Designers and engineers have a lot more in common than they think.
The two disciplines are often positioned at odds with each other, operating in different silos unless completely necessary. But it doesn’t have to be that way.
“The biggest challenge I’ve seen is isolated streams of work,” said Brian Blomer, a senior digital program manager at the manufacturing company Caterpillar.
It’s not that one side doesn’t value the other’s contributions, but that they have fundamentally different ways of working. Even when striving toward a common goal, it’s easy to stumble into misunderstandings.
That’s why Blomer emphasizes the need to not only foster collaboration between individuals, but joining forces with disparate groups — no matter how challenging.
“The intent is to build trust and open collaboration through the ideation process,” Blomer added. “This, in turn, will build alignment and prevent any technical limitations later.”
To learn more about how to avoid an us vs. them mentality, Built In Chicago reached out to a group of local designers and engineers who have embraced a culture of collaboration to inspire solutions and fuel synergy and alignment throughout the development process.
What is the biggest challenge you see designers and engineers run into when working together? How have your teams overcome it?
In my experience, across organizations, the biggest challenge I’ve seen at times is isolated streams of work. Architecture solutions start without the customer experience, or UX designers ideate without engineers’ participation.
I have seen a lot of success by simply starting with the customer first — having a virtual collaboration session where designers and engineers agree on a user persona and map out what the ideal experience should be. This allows the team to anchor itself to a visual artifact of a baseline experience. Engineers can think through what specific application programming interfaces are needed or how the architecture needs to scale to support that experience. Likewise, designers are able to hear an engineer’s technical insight as part of the ideation exercise. This is easier said than done, but I would encourage designers to help their teams articulate a problem statement and their user persona, then work toward some type of structured ideation activities, such as design sprints or journey mapping exercises. And remember: Share your designs early and often to build support and get feedback from engineers and product teams early in the process.
Designers and engineers bring very different perspectives to the work they do. What can these teams do to better understand each other’s space?

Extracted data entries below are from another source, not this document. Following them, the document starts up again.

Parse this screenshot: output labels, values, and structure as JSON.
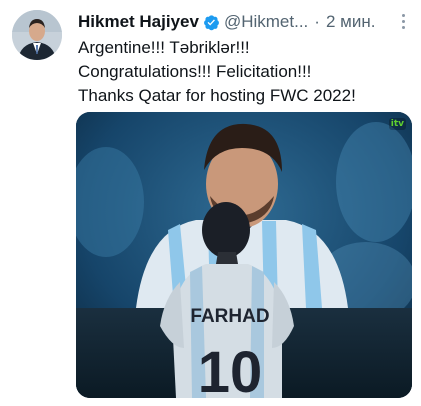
{
  "tweet": {
    "author_name": "Hikmet Hajiyev",
    "handle": "@Hikmet...",
    "separator": "·",
    "time": "2 мин.",
    "text_lines": [
      "Argentine!!! Təbriklər!!!",
      "Congratulations!!! Felicitation!!!",
      "Thanks Qatar for hosting FWC 2022!"
    ],
    "media": {
      "jersey_name": "FARHAD",
      "jersey_number": "10",
      "watermark": "itv"
    }
  },
  "icons": {
    "verified": "verified-badge-icon",
    "more": "more-options-icon"
  },
  "colors": {
    "verified_blue": "#1d9bf0",
    "secondary_text": "#536471",
    "stadium_blue": "#0b2c47",
    "argentina_sky": "#8fc7ea"
  }
}
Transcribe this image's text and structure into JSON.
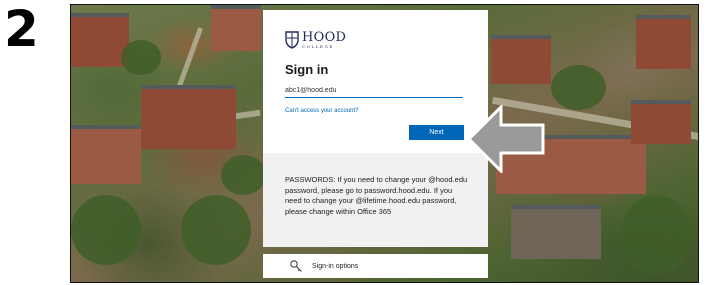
{
  "step": {
    "number": "2"
  },
  "logo": {
    "name": "HOOD",
    "subtitle": "COLLEGE"
  },
  "signin": {
    "heading": "Sign in",
    "email_value": "abc1@hood.edu",
    "cant_access_link": "Can't access your account?",
    "next_label": "Next"
  },
  "info": {
    "text": "PASSWORDS: If you need to change your @hood.edu password, please go to password.hood.edu. If you need to change your @lifetime.hood.edu password, please change within Office 365"
  },
  "signin_options": {
    "label": "Sign-in options",
    "icon": "key-icon"
  },
  "colors": {
    "accent": "#0067b8",
    "arrow": "#9a9a9a",
    "brand_navy": "#1f2a5a"
  }
}
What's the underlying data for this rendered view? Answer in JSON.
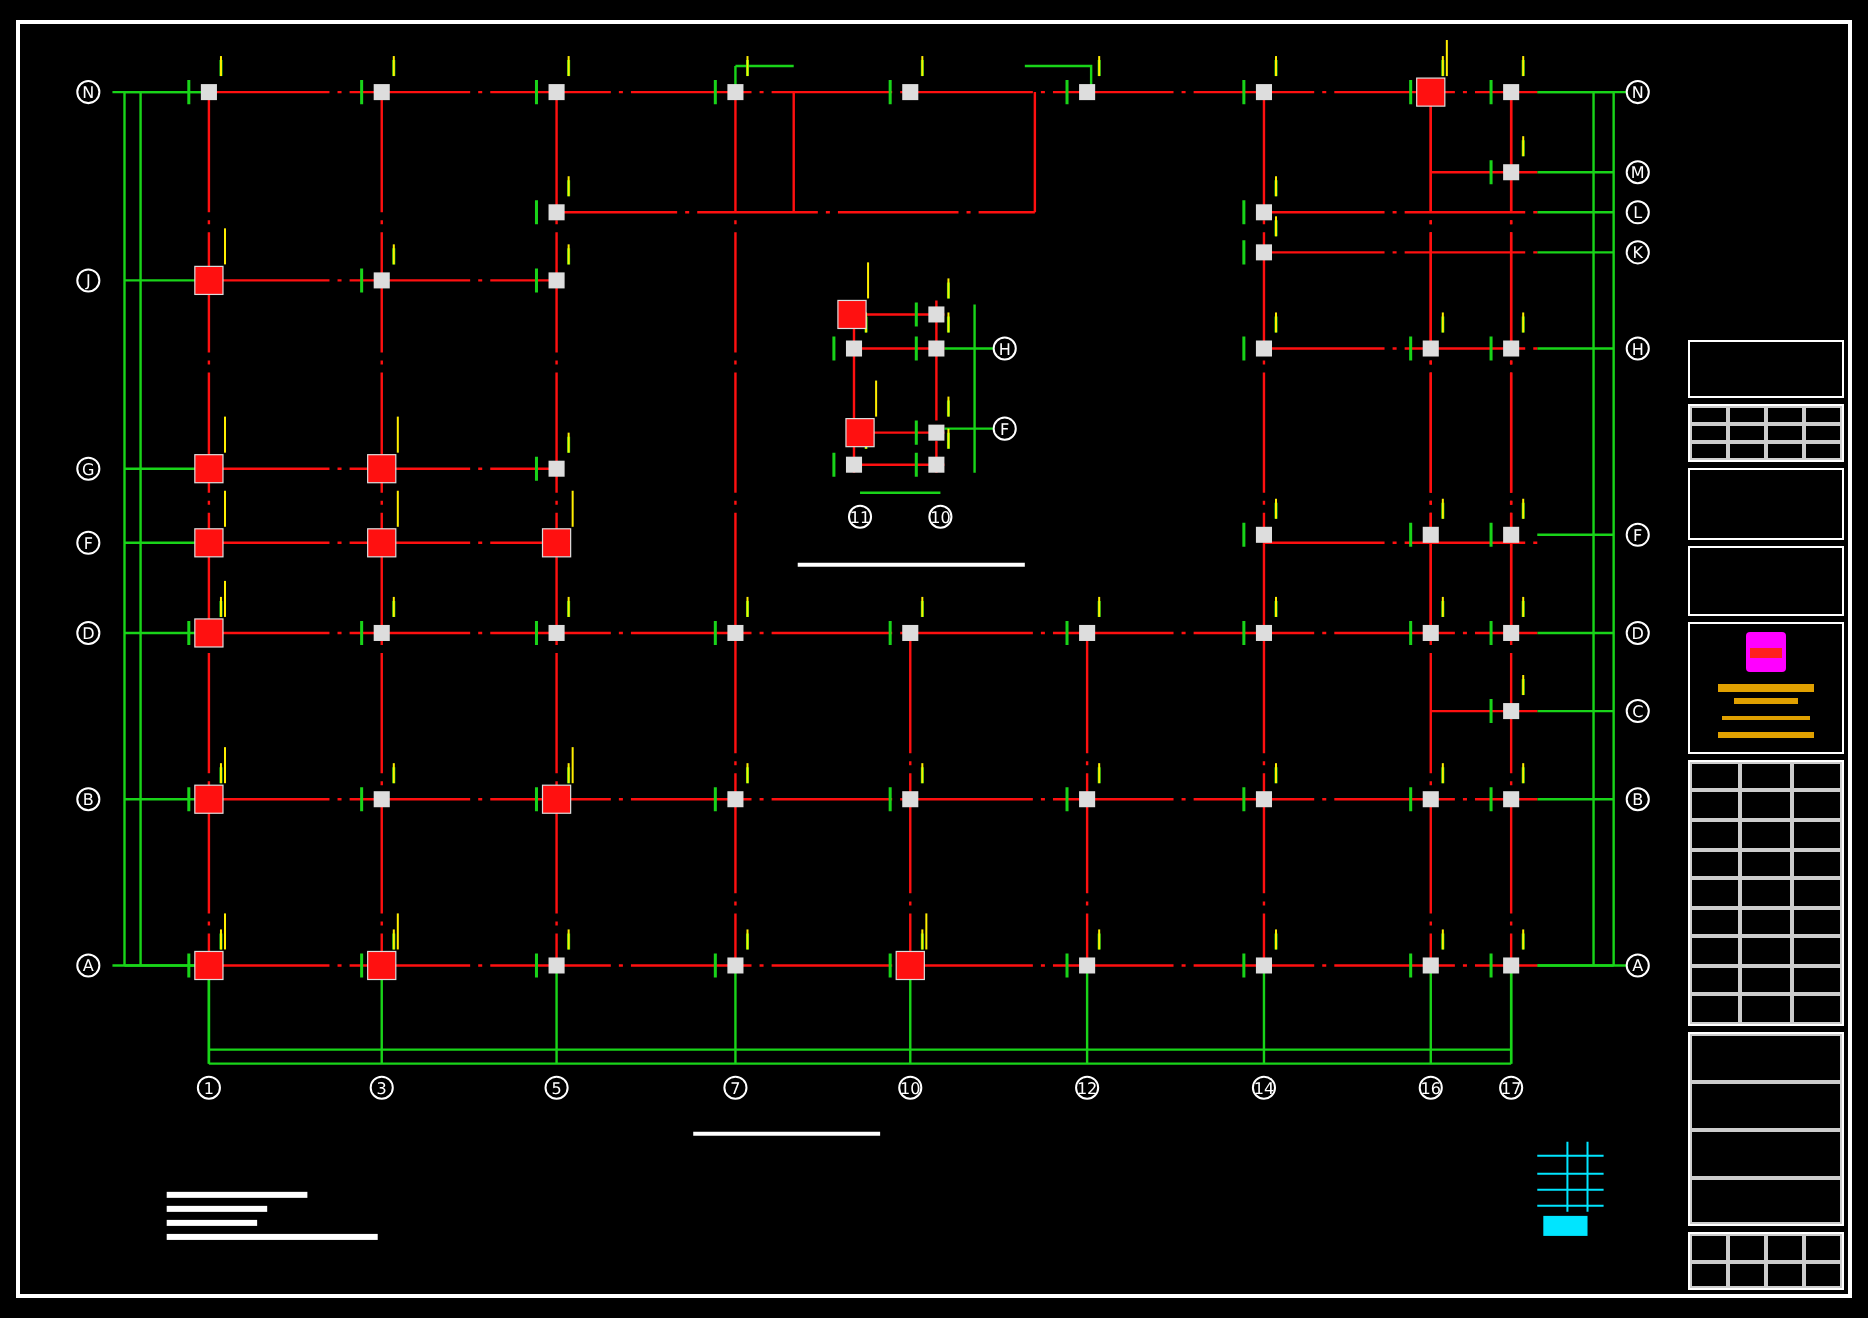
{
  "plan": {
    "left_axes": [
      "N",
      "J",
      "G",
      "F",
      "D",
      "B",
      "A"
    ],
    "right_axes": [
      "N",
      "M",
      "L",
      "K",
      "H",
      "F",
      "D",
      "C",
      "B",
      "A"
    ],
    "bottom_axes": [
      "1",
      "3",
      "5",
      "7",
      "10",
      "12",
      "14",
      "16",
      "17"
    ],
    "inset_right_axes": [
      "H",
      "F"
    ],
    "inset_bottom_axes": [
      "11",
      "10"
    ]
  }
}
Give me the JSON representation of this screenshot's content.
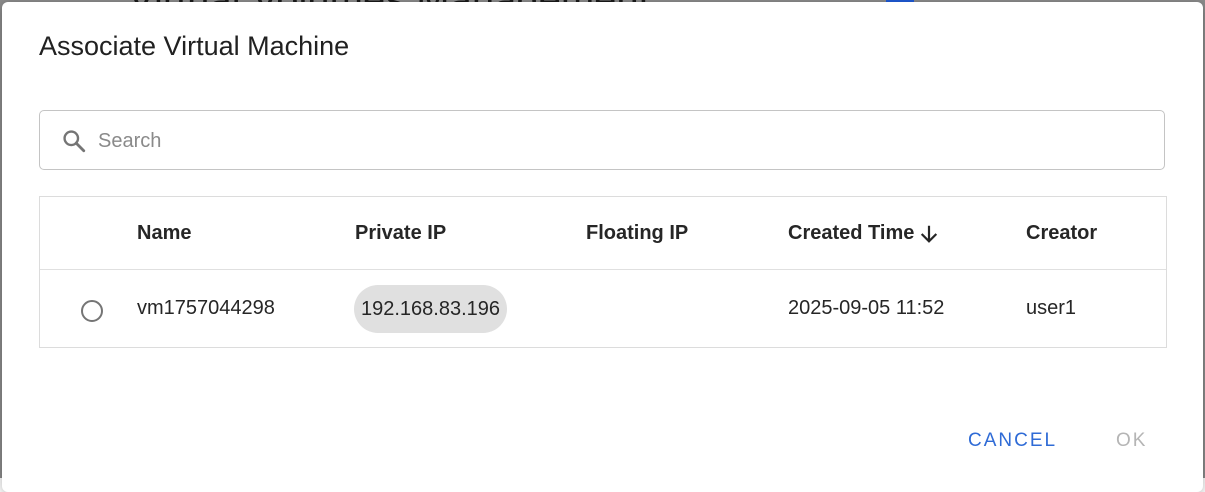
{
  "background": {
    "title_fragment": "Virtual Volumes Management"
  },
  "dialog": {
    "title": "Associate Virtual Machine",
    "search": {
      "placeholder": "Search",
      "value": "",
      "icon": "search-icon"
    },
    "table": {
      "columns": [
        {
          "label": "Name"
        },
        {
          "label": "Private IP"
        },
        {
          "label": "Floating IP"
        },
        {
          "label": "Created Time",
          "sorted": "descending",
          "sort_icon": "arrow-down-icon"
        },
        {
          "label": "Creator"
        }
      ],
      "rows": [
        {
          "selected": false,
          "name": "vm1757044298",
          "private_ip": "192.168.83.196",
          "floating_ip": "",
          "created_time": "2025-09-05 11:52",
          "creator": "user1"
        }
      ]
    },
    "actions": {
      "cancel_label": "CANCEL",
      "ok_label": "OK",
      "ok_enabled": false
    }
  },
  "colors": {
    "accent": "#2f6bd6",
    "disabled": "#b5b5b5",
    "chip_bg": "#e0e0e0",
    "backdrop": "#8c8c8c"
  }
}
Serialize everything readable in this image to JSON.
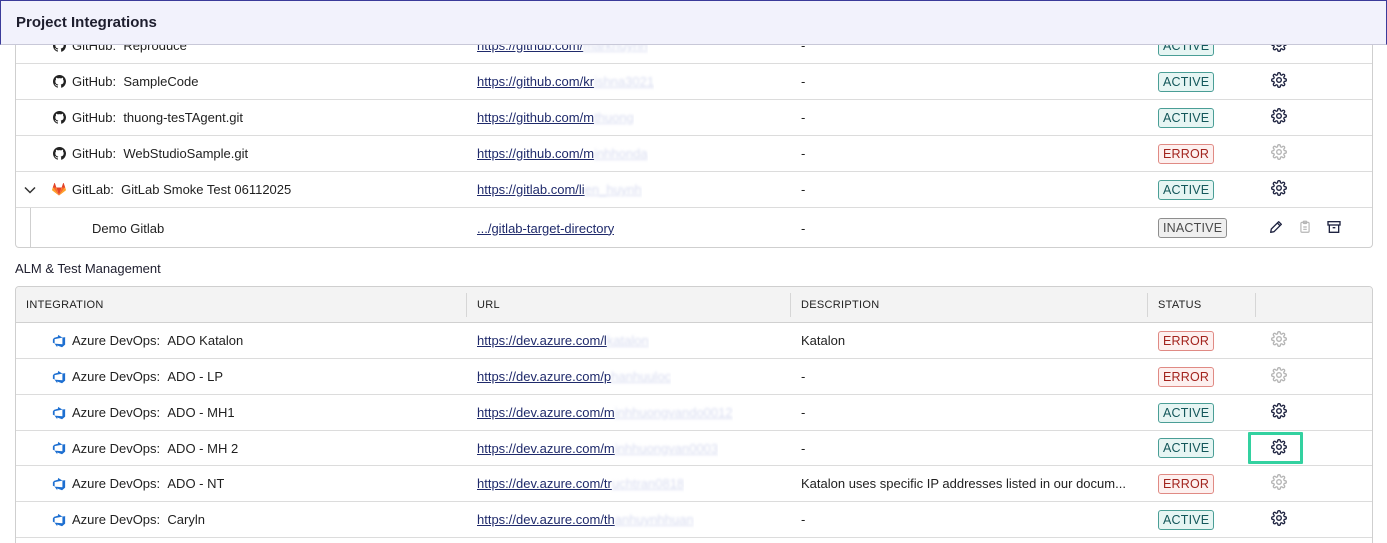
{
  "header": {
    "title": "Project Integrations"
  },
  "vcs_rows": [
    {
      "provider": "GitHub:",
      "name": "Reproduce",
      "url": "https://github.com/",
      "url_blur": "markhuynh",
      "description": "-",
      "status": "ACTIVE",
      "action": "gear"
    },
    {
      "provider": "GitHub:",
      "name": "SampleCode",
      "url": "https://github.com/kr",
      "url_blur": "ishna3021",
      "description": "-",
      "status": "ACTIVE",
      "action": "gear"
    },
    {
      "provider": "GitHub:",
      "name": "thuong-tesTAgent.git",
      "url": "https://github.com/m",
      "url_blur": "thuong",
      "description": "-",
      "status": "ACTIVE",
      "action": "gear"
    },
    {
      "provider": "GitHub:",
      "name": "WebStudioSample.git",
      "url": "https://github.com/m",
      "url_blur": "inhhonda",
      "description": "-",
      "status": "ERROR",
      "action": "gear-disabled"
    },
    {
      "provider": "GitLab:",
      "name": "GitLab Smoke Test 06112025",
      "url": "https://gitlab.com/li",
      "url_blur": "en_huynh",
      "description": "-",
      "status": "ACTIVE",
      "action": "gear"
    }
  ],
  "child_row": {
    "name": "Demo Gitlab",
    "url": ".../gitlab-target-directory",
    "description": "-",
    "status": "INACTIVE"
  },
  "alm_section": {
    "label": "ALM & Test Management"
  },
  "alm_headers": {
    "integration": "INTEGRATION",
    "url": "URL",
    "description": "DESCRIPTION",
    "status": "STATUS"
  },
  "alm_rows": [
    {
      "provider": "Azure DevOps:",
      "name": "ADO Katalon",
      "url": "https://dev.azure.com/l",
      "url_blur": "katalon",
      "description": "Katalon",
      "status": "ERROR",
      "action": "gear-disabled"
    },
    {
      "provider": "Azure DevOps:",
      "name": "ADO - LP",
      "url": "https://dev.azure.com/p",
      "url_blur": "hanhuuloc",
      "description": "-",
      "status": "ERROR",
      "action": "gear-disabled"
    },
    {
      "provider": "Azure DevOps:",
      "name": "ADO - MH1",
      "url": "https://dev.azure.com/m",
      "url_blur": "inhhuongvando0012",
      "description": "-",
      "status": "ACTIVE",
      "action": "gear"
    },
    {
      "provider": "Azure DevOps:",
      "name": "ADO - MH 2",
      "url": "https://dev.azure.com/m",
      "url_blur": "inhhuongvan0003",
      "description": "-",
      "status": "ACTIVE",
      "action": "gear"
    },
    {
      "provider": "Azure DevOps:",
      "name": "ADO - NT",
      "url": "https://dev.azure.com/tr",
      "url_blur": "uchtran0818",
      "description": "Katalon uses specific IP addresses listed in our docum...",
      "status": "ERROR",
      "action": "gear-disabled"
    },
    {
      "provider": "Azure DevOps:",
      "name": "Caryln",
      "url": "https://dev.azure.com/th",
      "url_blur": "anhuynhhuan",
      "description": "-",
      "status": "ACTIVE",
      "action": "gear"
    }
  ],
  "colors": {
    "accent_highlight": "#33d1a0",
    "active": "#13575a",
    "error": "#a2231d"
  }
}
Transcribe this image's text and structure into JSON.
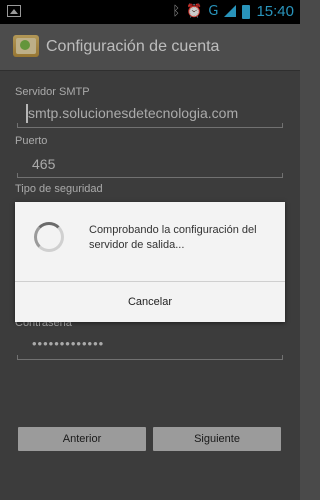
{
  "status_bar": {
    "time": "15:40",
    "icons": [
      "image-notification-icon",
      "bluetooth-icon",
      "alarm-icon",
      "wifi-icon",
      "signal-icon",
      "battery-icon"
    ]
  },
  "header": {
    "title": "Configuración de cuenta"
  },
  "form": {
    "smtp_label": "Servidor SMTP",
    "smtp_value": "smtp.solucionesdetecnologia.com",
    "port_label": "Puerto",
    "port_value": "465",
    "security_label": "Tipo de seguridad",
    "password_label": "Contraseña",
    "password_value": "•••••••••••••"
  },
  "buttons": {
    "previous": "Anterior",
    "next": "Siguiente"
  },
  "dialog": {
    "message": "Comprobando la configuración del servidor de salida...",
    "cancel": "Cancelar"
  },
  "colors": {
    "accent": "#33b5e5",
    "background": "#4a4a4a",
    "dialog": "#f3f3f3"
  }
}
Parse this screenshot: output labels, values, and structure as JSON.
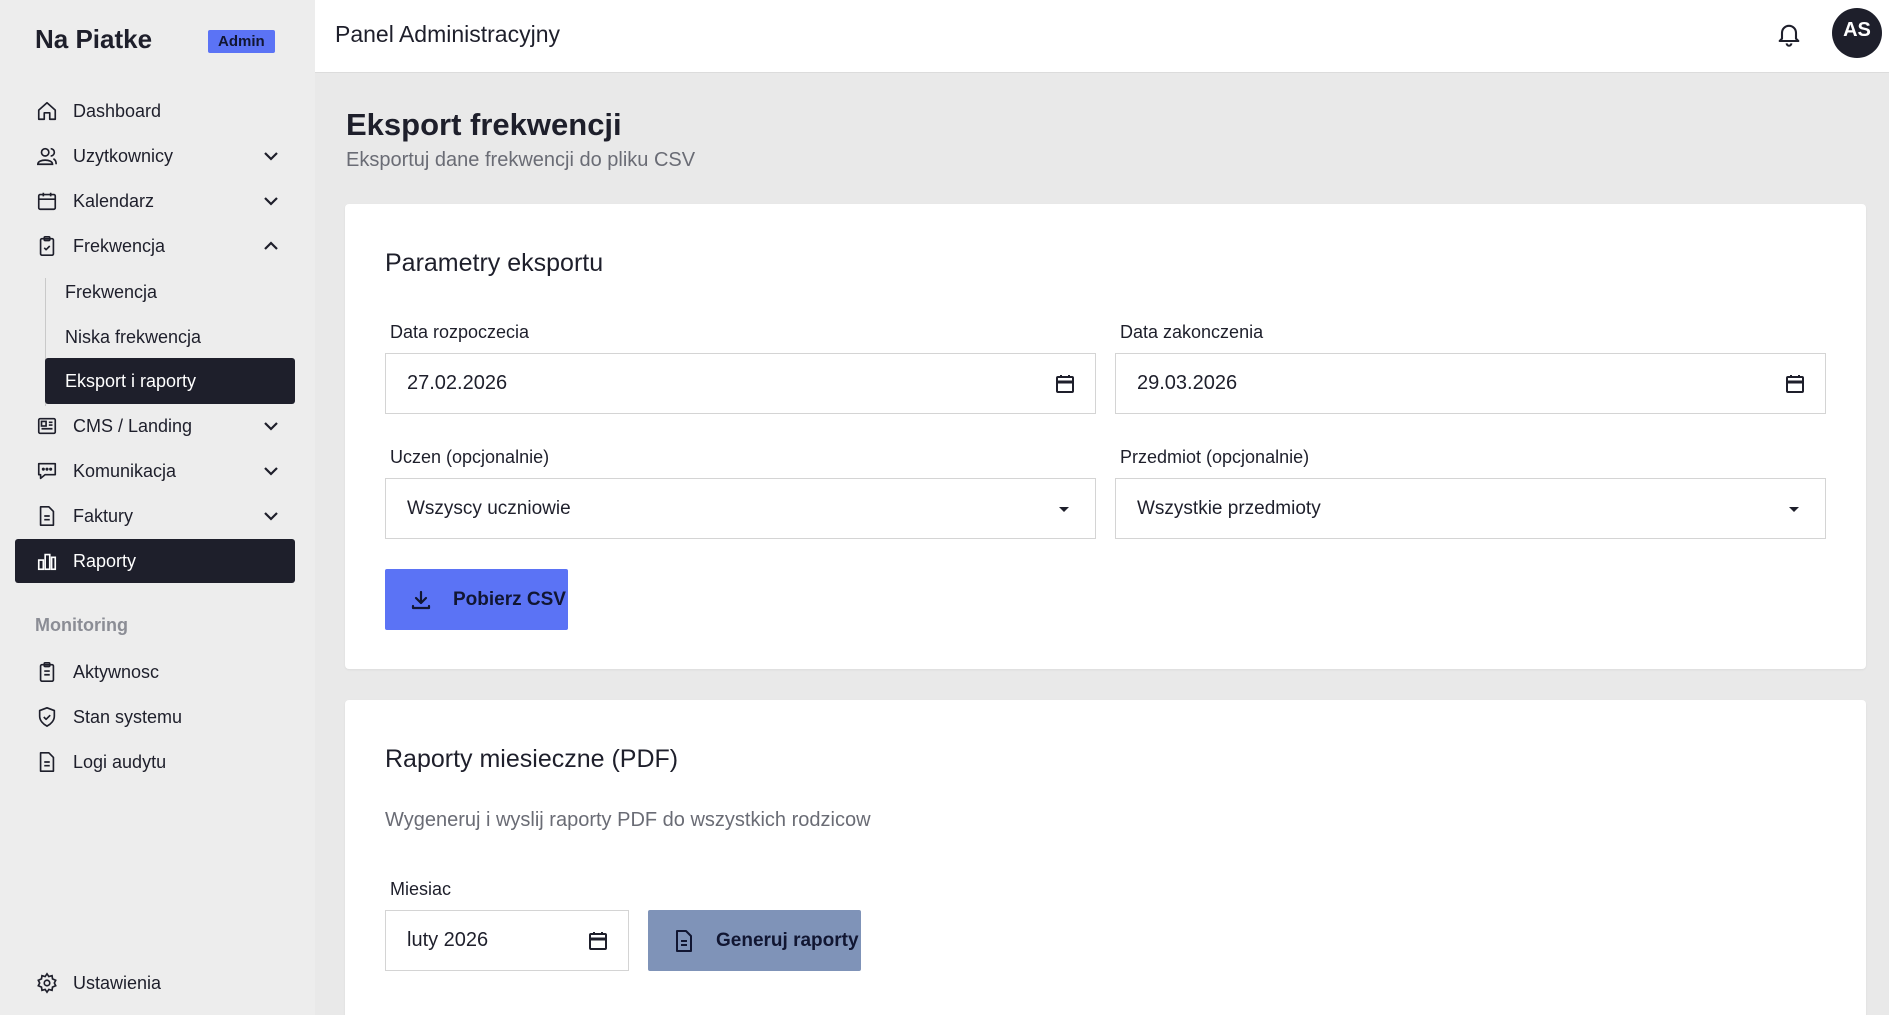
{
  "sidebar": {
    "brand": "Na Piatke",
    "badge": "Admin",
    "items": [
      {
        "label": "Dashboard",
        "icon": "home-icon"
      },
      {
        "label": "Uzytkownicy",
        "icon": "users-icon"
      },
      {
        "label": "Kalendarz",
        "icon": "calendar-icon"
      },
      {
        "label": "Frekwencja",
        "icon": "clipboard-check-icon"
      },
      {
        "label": "CMS / Landing",
        "icon": "newspaper-icon"
      },
      {
        "label": "Komunikacja",
        "icon": "chat-icon"
      },
      {
        "label": "Faktury",
        "icon": "document-icon"
      },
      {
        "label": "Raporty",
        "icon": "bar-chart-icon"
      }
    ],
    "subitems": [
      {
        "label": "Frekwencja"
      },
      {
        "label": "Niska frekwencja"
      },
      {
        "label": "Eksport i raporty"
      }
    ],
    "section_label": "Monitoring",
    "monitoring": [
      {
        "label": "Aktywnosc",
        "icon": "clipboard-list-icon"
      },
      {
        "label": "Stan systemu",
        "icon": "shield-check-icon"
      },
      {
        "label": "Logi audytu",
        "icon": "document-icon"
      }
    ],
    "settings": {
      "label": "Ustawienia",
      "icon": "gear-icon"
    }
  },
  "header": {
    "title": "Panel Administracyjny",
    "avatar_initials": "AS"
  },
  "main": {
    "title": "Eksport frekwencji",
    "subtitle": "Eksportuj dane frekwencji do pliku CSV",
    "export_card": {
      "title": "Parametry eksportu",
      "start_label": "Data rozpoczecia",
      "start_value": "27.02.2026",
      "end_label": "Data zakonczenia",
      "end_value": "29.03.2026",
      "student_label": "Uczen (opcjonalnie)",
      "student_value": "Wszyscy uczniowie",
      "subject_label": "Przedmiot (opcjonalnie)",
      "subject_value": "Wszystkie przedmioty",
      "download_label": "Pobierz CSV"
    },
    "reports_card": {
      "title": "Raporty miesieczne (PDF)",
      "description": "Wygeneruj i wyslij raporty PDF do wszystkich rodzicow",
      "month_label": "Miesiac",
      "month_value": "luty 2026",
      "generate_label": "Generuj raporty"
    }
  },
  "colors": {
    "accent": "#5b73f5",
    "dark": "#1e1f2b",
    "muted_button": "#7f93b8",
    "background": "#e9e9e9"
  }
}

There can be a perception that developers don’t need to see designs until they are “ready.” In my experience, development partners can be the greatest allies in creating a great product for customers. I recommend bringing development leads into the creation space. Allow them to hear the problem statements that are being solved and how the team is beginning to think through solutions. Likewise, I encourage designers to lean into development discussions on architecture or API work. These technical discussions can provide a wealth of information for how the experience works, but also spark solutions that were previously unknown.
Development partners can be the greatest allies in creating a great product for customers.”
What’s a strategy you’ve found to be particularly effective for creating and maintaining alignment among teams?
In addition to workshops and formal design reviews — which engineers are invited to — providing developers visibility into actual design artifacts is an effective tool for alignment. Collaborative interface design tools can allow full transparency for development and product leaders to access flows and visuals weeks before handoff. They can also provide feedback and recommendations directly to screens.
What is the biggest challenge you see designers and engineers run into when working together? How have your teams overcome it?
In my experience, challenges between designers and engineers generally show up in one of three ways: as a disagreement about the feasibility of a feature, as debate around the validity of a design decision or as discrepancies between the intended design and the developed experience. All of these situations can be resolved through open-minded discussion, but that kind of conversation requires a foundation of trust. The biggest challenge I see between designers and engineers is a lack of trust. Without a trusting relationship, small conflicts cause big delays, and big conflicts become insurmountable.
As a general rule, trust takes time to build, and teams that work together for longer have more time to learn from each other and naturally build rapport. That said, I’ve had the opportunity to work on some great teams over the years, and one practical thing I’ve observed strong team players do is to consistently frame their opinions within a level of confidence. For example, as the designer of a feature, I might say, “I’m very confident that our customers need this information because of the research we conducted, but I’m less sure that this is the best way to display it.”
Without a trusting relationship, small conflicts cause big delays, and big conflicts become insurmountable.”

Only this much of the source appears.